The notes will bear interest at a rate to be determined by negotiations between ViaSat and the
initial purchasers, and will be guaranteed on a senior unsecured basis by certain of ViaSats
existing and future subsidiaries.
If ViaSats previously announced acquisition of WildBlue Holding, Inc. is consummated, the net
proceeds from the offering will be used to fund a portion of the purchase price of such
acquisition. If the acquisition of WildBlue is not consummated, ViaSat intends to use the net
proceeds from the offering for general corporate purposes, which may include financing costs
related to the purchase, launch and operation of its ViaSat-1 satellite, other potential
acquisitions, working capital or capital expenditures.
The senior unsecured notes have not been registered under the Securities Act or any state
securities laws and may not be offered or sold in the United States without registration or an
applicable exemption from the registration requirements of the Securities Act.

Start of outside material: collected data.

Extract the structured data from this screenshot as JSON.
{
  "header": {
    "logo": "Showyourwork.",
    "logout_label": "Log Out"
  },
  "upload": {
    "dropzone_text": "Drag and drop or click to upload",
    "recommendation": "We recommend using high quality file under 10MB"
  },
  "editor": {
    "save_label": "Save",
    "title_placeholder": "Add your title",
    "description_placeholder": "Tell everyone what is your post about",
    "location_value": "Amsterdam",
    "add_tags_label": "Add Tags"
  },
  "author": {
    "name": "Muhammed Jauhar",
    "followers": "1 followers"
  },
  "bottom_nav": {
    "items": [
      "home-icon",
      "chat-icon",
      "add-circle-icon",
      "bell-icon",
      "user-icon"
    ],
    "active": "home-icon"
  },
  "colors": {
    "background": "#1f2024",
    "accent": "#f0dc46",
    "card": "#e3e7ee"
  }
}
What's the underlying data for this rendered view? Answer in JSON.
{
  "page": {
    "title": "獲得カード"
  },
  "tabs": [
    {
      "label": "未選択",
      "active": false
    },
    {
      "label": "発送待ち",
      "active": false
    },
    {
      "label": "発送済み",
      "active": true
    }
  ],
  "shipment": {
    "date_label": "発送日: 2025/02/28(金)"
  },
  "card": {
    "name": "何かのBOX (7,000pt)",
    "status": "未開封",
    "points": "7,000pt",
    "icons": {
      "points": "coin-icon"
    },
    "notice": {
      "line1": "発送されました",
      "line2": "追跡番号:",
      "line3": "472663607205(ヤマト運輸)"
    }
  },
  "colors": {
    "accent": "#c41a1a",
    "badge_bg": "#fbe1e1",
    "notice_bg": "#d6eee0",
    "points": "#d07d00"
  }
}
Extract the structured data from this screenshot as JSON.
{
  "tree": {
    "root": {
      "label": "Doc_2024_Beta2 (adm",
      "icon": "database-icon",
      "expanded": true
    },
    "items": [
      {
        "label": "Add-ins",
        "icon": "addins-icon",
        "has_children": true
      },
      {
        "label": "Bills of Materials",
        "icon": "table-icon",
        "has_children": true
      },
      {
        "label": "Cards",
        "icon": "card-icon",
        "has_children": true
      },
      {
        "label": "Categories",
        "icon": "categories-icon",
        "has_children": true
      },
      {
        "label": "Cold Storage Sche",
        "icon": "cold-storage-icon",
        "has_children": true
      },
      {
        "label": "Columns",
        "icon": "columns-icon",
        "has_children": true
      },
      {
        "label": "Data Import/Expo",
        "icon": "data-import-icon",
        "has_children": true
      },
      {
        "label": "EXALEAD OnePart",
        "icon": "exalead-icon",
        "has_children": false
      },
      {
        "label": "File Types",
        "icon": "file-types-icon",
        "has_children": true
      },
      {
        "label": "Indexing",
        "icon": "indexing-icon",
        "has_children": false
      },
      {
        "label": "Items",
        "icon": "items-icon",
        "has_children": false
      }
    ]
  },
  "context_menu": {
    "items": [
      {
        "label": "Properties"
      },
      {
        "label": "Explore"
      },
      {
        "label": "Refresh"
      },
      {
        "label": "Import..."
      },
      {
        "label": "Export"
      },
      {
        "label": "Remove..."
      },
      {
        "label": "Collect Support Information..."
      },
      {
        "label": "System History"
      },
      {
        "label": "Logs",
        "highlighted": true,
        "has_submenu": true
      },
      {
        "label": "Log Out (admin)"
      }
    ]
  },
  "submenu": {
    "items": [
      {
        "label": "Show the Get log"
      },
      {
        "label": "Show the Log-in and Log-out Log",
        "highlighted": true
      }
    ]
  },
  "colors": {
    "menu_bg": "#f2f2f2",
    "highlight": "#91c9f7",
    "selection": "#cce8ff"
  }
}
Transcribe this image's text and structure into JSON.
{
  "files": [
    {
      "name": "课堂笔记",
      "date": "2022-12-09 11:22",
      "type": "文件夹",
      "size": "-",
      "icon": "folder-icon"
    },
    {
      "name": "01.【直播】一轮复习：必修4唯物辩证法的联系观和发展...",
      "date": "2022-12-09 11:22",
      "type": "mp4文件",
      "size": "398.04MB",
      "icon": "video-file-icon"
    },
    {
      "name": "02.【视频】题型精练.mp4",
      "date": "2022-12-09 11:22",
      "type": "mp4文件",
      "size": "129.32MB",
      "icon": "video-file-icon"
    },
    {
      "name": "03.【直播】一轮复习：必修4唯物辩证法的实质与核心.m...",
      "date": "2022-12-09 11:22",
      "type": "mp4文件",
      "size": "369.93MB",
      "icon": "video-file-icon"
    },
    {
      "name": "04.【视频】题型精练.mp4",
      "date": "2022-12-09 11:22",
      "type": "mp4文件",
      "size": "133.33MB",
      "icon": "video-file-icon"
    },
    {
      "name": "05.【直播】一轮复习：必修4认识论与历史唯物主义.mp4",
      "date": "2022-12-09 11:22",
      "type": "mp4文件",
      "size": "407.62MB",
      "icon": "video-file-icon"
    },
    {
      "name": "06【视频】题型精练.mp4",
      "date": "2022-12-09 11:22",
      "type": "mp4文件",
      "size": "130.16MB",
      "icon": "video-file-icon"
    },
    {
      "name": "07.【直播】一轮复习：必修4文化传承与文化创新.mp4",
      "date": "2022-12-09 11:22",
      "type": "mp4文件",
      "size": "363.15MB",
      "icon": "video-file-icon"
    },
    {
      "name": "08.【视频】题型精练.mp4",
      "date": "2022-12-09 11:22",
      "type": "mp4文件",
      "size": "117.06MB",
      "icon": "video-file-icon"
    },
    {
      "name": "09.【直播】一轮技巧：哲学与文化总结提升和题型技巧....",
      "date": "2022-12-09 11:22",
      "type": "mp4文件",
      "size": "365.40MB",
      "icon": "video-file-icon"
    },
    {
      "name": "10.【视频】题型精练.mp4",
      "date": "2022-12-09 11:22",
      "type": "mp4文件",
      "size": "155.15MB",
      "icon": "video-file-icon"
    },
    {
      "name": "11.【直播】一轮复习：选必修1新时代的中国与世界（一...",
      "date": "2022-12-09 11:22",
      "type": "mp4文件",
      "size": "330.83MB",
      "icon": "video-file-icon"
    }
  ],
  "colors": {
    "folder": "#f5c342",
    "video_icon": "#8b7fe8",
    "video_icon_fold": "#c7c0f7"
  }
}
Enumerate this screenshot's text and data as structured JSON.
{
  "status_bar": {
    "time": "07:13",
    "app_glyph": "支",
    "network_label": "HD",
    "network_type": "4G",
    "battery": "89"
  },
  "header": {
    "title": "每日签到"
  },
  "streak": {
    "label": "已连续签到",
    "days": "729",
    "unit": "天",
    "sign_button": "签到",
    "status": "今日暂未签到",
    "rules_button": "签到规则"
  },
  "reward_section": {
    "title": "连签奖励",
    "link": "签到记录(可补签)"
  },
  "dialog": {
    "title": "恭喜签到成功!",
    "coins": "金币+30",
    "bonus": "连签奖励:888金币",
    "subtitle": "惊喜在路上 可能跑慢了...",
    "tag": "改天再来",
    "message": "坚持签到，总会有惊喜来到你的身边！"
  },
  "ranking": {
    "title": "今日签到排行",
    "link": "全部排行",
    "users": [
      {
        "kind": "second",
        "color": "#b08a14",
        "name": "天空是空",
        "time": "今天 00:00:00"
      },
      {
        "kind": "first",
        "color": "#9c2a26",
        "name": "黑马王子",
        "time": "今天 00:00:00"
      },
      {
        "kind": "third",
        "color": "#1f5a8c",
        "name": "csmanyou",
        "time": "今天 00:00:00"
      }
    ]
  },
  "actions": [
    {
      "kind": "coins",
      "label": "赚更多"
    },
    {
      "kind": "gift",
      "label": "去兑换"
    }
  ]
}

This press release is neither an offer to sell nor the solicitation of an offer to buy the
notes or any other securities, and no offer, solicitation or sale will be made in any jurisdiction
in which, or to any persons to whom, such an offer, solicitation or sale is unlawful. Any offers of
the notes will be made only by means of an offering memorandum. This press release is being issued
pursuant to and in accordance with Rule 135c under the Securities Act.